SMA with Carolee Brandt

June 27, 2018

On Wednesday June 27, 2018 we were treated to a stimulating and enlightening presentation on Universal Studios and its famous horror films and related and supremely interesting

tid-bits.

 

When Universal Studios sent out a package of films for TV presentation and reviewing, Philadelphia Station WCAU quickly foresaw the potential for increased ownership and profit-making. They quickly hired one John Zacherle, a World War II veteran and a graduate of the University of Pennsylvania with a degree in English literature. More importantly, he had a strong resemblance to the deceased movie idol Rudolf Valentino. Not being one to pass up a good promotional opportunity when he saw one, Zacherle adopted the moniker of “Roland.”

 

WCAU began its quickly famous “Shock Theatre,” hosted by “Roland” on both Monday and Tuesday nights. The movie shows soon became so popular with the younger set that both parents and teachers began protests to WCAU. The result was a change to Saturday nights and even more viewers.

 

“Roland” pioneered all sorts of stage props. He pretended to live in a crypt with a beautiful and alluring wife who slept in a creaky casket. He even had a creepy servant called “Igor.” Roland became so widely popular that Dick Clark invited him to appear on American Bandstand. Clark introduced him as the “cool ghoul.” Roland even cut a record called “Dinner with Drac.”

 

Roland’s set up was soon being imitated by TV stations and hosts from coast to coast. Eventually Roland was lured away to the bigger market of New York City when CBS bought WCAU.

 

We learned plenty of the little known but very interesting history of Universal Studios, which is now the oldest surviving U.S. movie studio. It was founded in 1912 as a nine-man partnership. Soon its President and dominant partner, Carl Laemmle bought out the other eight men and established himself as the sole decider who controlled everything including production, distribution and exhibition. But he never adopted the business model that included the ownership of the theatres themselves. He did not want to take out the large loans that would have been necessary – a decision that proved wise during the Depression.

 

It has often been said that “luck is more important than brains.” Despite all of his careful planning and tight-fisted management style, Laemmle found himself and his studio in danger of forced bankruptcy.

 

In the nick of time, Lon Chaney, Sr., arrived.

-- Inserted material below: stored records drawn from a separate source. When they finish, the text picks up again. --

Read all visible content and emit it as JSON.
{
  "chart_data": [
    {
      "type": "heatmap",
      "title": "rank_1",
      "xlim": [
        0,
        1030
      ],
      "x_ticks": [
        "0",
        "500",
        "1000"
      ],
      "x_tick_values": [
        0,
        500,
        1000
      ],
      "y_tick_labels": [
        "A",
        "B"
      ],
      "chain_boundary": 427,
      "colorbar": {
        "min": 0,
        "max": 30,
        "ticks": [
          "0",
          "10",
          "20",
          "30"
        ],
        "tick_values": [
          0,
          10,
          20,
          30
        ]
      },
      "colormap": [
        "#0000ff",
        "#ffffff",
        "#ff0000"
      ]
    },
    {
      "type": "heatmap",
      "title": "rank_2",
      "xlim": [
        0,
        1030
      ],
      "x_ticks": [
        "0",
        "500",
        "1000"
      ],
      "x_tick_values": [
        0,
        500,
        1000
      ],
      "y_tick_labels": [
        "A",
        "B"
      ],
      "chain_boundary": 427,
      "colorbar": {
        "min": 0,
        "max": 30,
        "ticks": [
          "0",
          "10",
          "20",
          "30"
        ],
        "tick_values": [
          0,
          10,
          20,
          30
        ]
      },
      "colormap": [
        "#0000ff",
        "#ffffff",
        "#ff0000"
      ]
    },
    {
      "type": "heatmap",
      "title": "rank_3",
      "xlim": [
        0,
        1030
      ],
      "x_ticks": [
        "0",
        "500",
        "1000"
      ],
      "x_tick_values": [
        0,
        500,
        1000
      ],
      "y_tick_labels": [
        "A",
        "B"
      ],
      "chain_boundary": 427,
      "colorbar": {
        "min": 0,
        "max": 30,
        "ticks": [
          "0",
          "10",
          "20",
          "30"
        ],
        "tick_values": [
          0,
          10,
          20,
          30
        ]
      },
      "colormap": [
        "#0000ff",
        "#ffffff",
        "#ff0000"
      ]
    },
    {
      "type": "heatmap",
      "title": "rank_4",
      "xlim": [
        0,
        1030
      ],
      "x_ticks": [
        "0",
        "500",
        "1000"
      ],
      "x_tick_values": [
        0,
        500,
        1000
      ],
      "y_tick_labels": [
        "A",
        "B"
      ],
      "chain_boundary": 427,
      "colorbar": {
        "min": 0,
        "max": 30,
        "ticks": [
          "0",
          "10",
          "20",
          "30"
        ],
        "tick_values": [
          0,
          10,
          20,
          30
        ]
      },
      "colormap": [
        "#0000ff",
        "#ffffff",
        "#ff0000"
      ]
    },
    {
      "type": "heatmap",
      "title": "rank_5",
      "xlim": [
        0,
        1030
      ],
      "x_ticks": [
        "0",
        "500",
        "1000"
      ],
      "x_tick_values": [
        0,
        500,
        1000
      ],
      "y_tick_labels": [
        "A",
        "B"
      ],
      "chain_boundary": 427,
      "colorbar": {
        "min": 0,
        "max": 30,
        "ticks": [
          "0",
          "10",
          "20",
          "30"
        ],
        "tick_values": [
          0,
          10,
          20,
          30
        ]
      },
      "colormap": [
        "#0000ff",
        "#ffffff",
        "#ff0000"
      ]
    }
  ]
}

Chaney became commonly known as “the man of a thousand faces.” He was noted for insisting on doing his own makeup. Among his most memorable roles were “The Hunchback of Notre Dame” and “The Phantom of the Opera.” Chaney made tons of money for Universal Studios.

 

Universal soon moved into what could fairly be termed the “mass production” of horror movies – at least in relative terms. Among its audience pleasing and classic films were Dracula, Frankenstein and The Mummy.

 

We were also treated to a definitive set of revelations of the career and mindset of the most famous of Draculas – Bela Lugosi and the astounding techniques used in the sets and production of the original film. We also got a finishing up rundown on the careers of other actors in the original Dracula.

 

It proved to be a most truly enjoyable and enlightening evening.